Naik kept his job at the mill till the turn of the century before taking a VRS. But the money he got then was spent in paying the dues accumulated in the aftermath of the accident. With a family of four to feed, he had to find another way to supplement his income. The maidaan provided him an opening again as the Holkar Stadium was starting to take shape as Indore’s newest international stadium in place of the erstwhile Nehru Stadium. By 2006 when the venue hosted its first ODI—India vs England—Naik was on the ground staff but still not an official member. Samandar Singh Chouhan, who’s been the chief curator here for years now, though saw him as an able assistant and the pitch that they laid out came in for high praise from everyone including captain Rahul Dravid and Suresh Raina.

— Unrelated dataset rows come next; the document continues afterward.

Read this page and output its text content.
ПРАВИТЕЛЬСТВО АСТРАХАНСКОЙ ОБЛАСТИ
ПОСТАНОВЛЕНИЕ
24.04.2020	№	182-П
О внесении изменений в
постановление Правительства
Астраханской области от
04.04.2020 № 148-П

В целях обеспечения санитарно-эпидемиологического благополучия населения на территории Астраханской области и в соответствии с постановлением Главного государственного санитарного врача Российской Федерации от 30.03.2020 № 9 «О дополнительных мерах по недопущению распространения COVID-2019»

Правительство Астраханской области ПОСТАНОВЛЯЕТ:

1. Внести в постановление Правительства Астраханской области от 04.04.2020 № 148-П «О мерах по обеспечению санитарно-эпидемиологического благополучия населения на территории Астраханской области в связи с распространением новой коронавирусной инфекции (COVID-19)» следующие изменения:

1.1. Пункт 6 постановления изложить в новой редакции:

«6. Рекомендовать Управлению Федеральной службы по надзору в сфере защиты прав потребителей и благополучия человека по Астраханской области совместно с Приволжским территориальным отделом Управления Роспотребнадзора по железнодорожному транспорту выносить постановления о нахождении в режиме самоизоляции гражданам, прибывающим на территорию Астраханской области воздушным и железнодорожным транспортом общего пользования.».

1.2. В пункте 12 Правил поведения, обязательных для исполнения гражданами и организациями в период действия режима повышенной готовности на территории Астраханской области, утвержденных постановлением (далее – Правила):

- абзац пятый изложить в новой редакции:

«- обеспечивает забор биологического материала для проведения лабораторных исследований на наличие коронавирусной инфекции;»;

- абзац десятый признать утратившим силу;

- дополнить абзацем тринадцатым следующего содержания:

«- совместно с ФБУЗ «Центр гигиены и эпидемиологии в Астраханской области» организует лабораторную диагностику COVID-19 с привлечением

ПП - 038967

“That match changed my life forever. I was given a fixed job and I haven’t looked back since. I got my two sons married and our fortunes changed forever. I bought a bike and I have even learnt to use my prosthetic hand to turn the accelerator,” he says. According to Naik though what impressed Chouhan the most was the hard work he put in during days when he and his senior colleague would have to drive away grazing cows and cut off knee-length grass to get a ground ready for a Ranji Trophy game.

Away from limelight

While Chouhan has gone on to earn renown for having prepared the pitches that saw the first two ODI double-centuries in international cricket, Naik played his role too though he’s always preferred staying away from the limelight. His stint with the MPCA officially ended in March this year. But by next month he was at president Sanjay Jagdale’s office requesting the veteran administrator to reinstate him. Indore was now a Test venue. “I had dreamt of this day. So when I heard that New Zealand had been given a Test match here, I just couldn’t sit at home. He was kind enough to get me back, and I am no longer thinking of retiring,” he says gleefully. Naik doesn’t consider himself to be handicapped anymore but does wear his prosthetic arm in public to ensure that he isn’t stared at much. He excitedly tells you about the time he played in a benefit match with other MPCA officials and took a catch with his left hand at mid-on. Last year he even sat in for the curators’ course entrance exam but unfortunately couldn’t pass it.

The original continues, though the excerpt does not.